I changed some of the settings, including turning on the Encryption in Transit, set it to Preferred, and checking if I’m still able to connect to the Redis (somehow I'm still able to connect to the Redis using the old DNS). Seemed simple enough, right? No, it’s not.

The realization

What I didn’t realize is that changing this setting forces AWS to change the Node Endpoint DNS. The AWS documentation here clearly said:

Unlike the primary endpoint, node endpoints resolve to specific endpoints. If you make a change in your cluster, such as adding or deleting a replica, you must update the node endpoints in your application. There is a difference depending upon whether or not In-Transit encryption is enabled.

In-transit encryption not enabled

clusterName.xxxxxx.nodeId.regionAndAz.cache.amazonaws.com:port

example: redis-01.7abc2d.0001.usw2.cache.amazonaws.com:6379

In-transit encryption enabled

master.clusterName.xxxxxx.regionAndAz.cache.amazonaws.com:port

example: master.ncit.ameaqx.use1.cache.amazonaws.com:6379

The result was predictable. My app was still trying to connect to the old node hostname, but Redis was gone from that address. And the downtime occurred.

Which endpoints to use with Valkey or Redis OSS?

The AWS documentation says:

For a standalone node, use the node's endpoint for both read and write operations.

AFAIK, your Redis instance is considered Standalone if there is no replica, cluster mode is disabled, and encryption in transit is disabled (correct me if I’m wrong). As you can see here, there is only a reader endpoint. So, you'd better connect directly to the node endpoint.

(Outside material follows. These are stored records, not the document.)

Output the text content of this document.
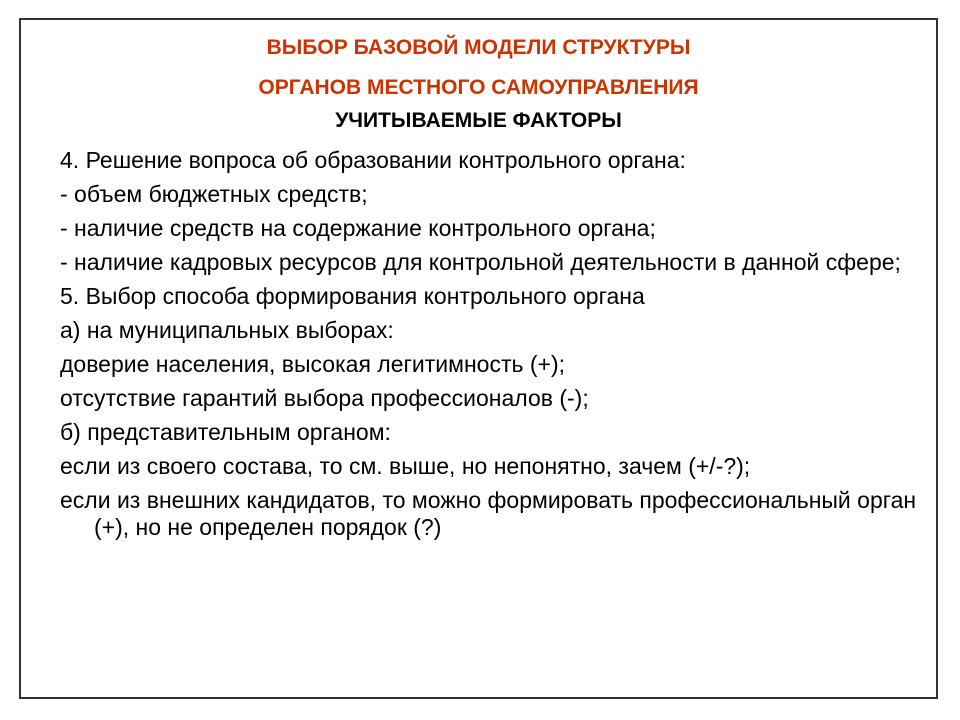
ВЫБОР БАЗОВОЙ МОДЕЛИ СТРУКТУРЫ
ОРГАНОВ МЕСТНОГО САМОУПРАВЛЕНИЯ
УЧИТЫВАЕМЫЕ ФАКТОРЫ

4. Решение вопроса об образовании контрольного органа:

- объем бюджетных средств;

- наличие средств на содержание контрольного органа;

- наличие кадровых ресурсов для контрольной деятельности в данной сфере;

5. Выбор способа формирования контрольного органа

а) на муниципальных выборах:

доверие населения, высокая легитимность (+);

отсутствие гарантий выбора профессионалов (-);

б) представительным органом:

если из своего состава, то см. выше, но непонятно, зачем (+/-?);

если из внешних кандидатов, то можно формировать профессиональный орган (+), но не определен порядок (?)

For Valkey or Valkey or Redis OSS (cluster mode disabled) clusters, use the Primary Endpoint for all write operations. Use the Reader Endpoint to evenly split incoming connections to the endpoint between all read replicas. Use the individual Node Endpoints for read operations (In the API/CLI these are referred to as Read Endpoints).

If you enable Encryption in transit, AWS will add a Primary Endpoint. They suggest you use Primary Endpoint for write operations, a Reader Endpoint or you can connect directly to the individual Node Endpoints for read operations. But I, myself, prefer connecting only to the Primary Endpoint for both write and read operations.


For Valkey or Redis OSS (cluster mode enabled) clusters, use the cluster's Configuration Endpoint for all operations that support cluster mode enabled commands. You must use a client that supports either Valkey Cluster, or Redis OSS Cluster on Redis OSS 3.2 and above. You can still read from individual node endpoints (In the API/CLI these are referred to as Read Endpoints).

I haven’t tried this yet, but I believe you can figure it out yourself.

Lesson learned

  • Make your client resilient: retry, reconnect, and respect DNS TTLs.

  • Test thoroughly and pay attention to details before you make changes to the production for real.

  • Plan disruptive changes (like enabling TLS) with a maintenance window.

  • Always read the official documentation.

  • Connect to the appropriate endpoints depending on your use case. I prefer using the Primary Endpoints for both write and read operations. This may result in read operations not being distributed evenly across all replicas. But I don't have any replicas, and cluster mode is disabled.